Sampling temperature over a continuous random variable
In probability density-based models, we sample from a continuous random variable. The sampling temperature is a hyperparameter that controls the randomness of the sampling process. The higher the sampling temperature, the more random the sampling process is. The lower the sampling temperature, the less randomness we put in the sampling process. We can re-parameterize the sampling from a gaussian distribution with mean $\mu$ and standard deviation $\sigma$ as:
\[\mathcal{N}\left( \mu, \sigma \right) = \mu + \sigma * \epsilon\]where $\epsilon$ is a random variable sampled from a standard normal distribution $\mathcal{N}\left( 0, 1 \right)$.

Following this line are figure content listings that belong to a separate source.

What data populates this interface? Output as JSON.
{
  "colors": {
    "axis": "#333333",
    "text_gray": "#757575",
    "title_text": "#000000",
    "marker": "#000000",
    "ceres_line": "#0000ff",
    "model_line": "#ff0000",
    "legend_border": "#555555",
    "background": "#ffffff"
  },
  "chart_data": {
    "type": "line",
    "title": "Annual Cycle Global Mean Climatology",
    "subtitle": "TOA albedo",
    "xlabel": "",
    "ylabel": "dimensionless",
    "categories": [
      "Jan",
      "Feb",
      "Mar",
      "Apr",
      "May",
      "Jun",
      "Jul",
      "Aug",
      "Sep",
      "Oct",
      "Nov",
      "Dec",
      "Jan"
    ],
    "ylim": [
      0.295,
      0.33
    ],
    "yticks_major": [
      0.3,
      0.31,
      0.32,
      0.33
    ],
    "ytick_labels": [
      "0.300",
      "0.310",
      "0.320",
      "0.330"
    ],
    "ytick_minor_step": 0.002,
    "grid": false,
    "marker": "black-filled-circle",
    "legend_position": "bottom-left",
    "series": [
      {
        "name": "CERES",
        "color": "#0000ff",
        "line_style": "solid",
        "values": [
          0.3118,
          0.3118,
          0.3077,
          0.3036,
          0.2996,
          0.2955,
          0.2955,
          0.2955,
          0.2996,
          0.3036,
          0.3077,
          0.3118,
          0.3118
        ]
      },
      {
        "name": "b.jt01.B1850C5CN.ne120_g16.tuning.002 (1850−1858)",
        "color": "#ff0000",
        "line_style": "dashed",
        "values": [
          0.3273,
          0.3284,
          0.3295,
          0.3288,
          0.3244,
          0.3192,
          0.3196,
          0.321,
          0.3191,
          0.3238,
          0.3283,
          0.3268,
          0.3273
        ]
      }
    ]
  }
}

We can add a temperature parameter to the standard deviation $\sigma$ and re-parameterize the sampling as:
\[\mathcal{N}\left( \mu, \sigma \right) = \mu + \sigma * \tau * \epsilon\]where $\tau$ is the sampling temperature.
We can visualize the effect of the sampling temperature on the sampling process by plotting the probability density function of the gaussian distribution with different sampling temperatures.
The probability density function of the gaussian distribution with different sampling temperatures
Notice how the gaussian flattens as we increase the sampling temperature. This can be useful to sample from a gaussian distribution with a higher variance. We can also say that increasing the sampling temperature increases the uncertainty of the model, which can be useful to sample varied samples from the same distribution.
This is very useful in areas like speech synthesis where there is no one way of speaking a sentence or in areas like image generation where there is no one way of generating an image of lets say a dog or a cat. We can sample from the same distribution with different sampling temperatures to get varied samples.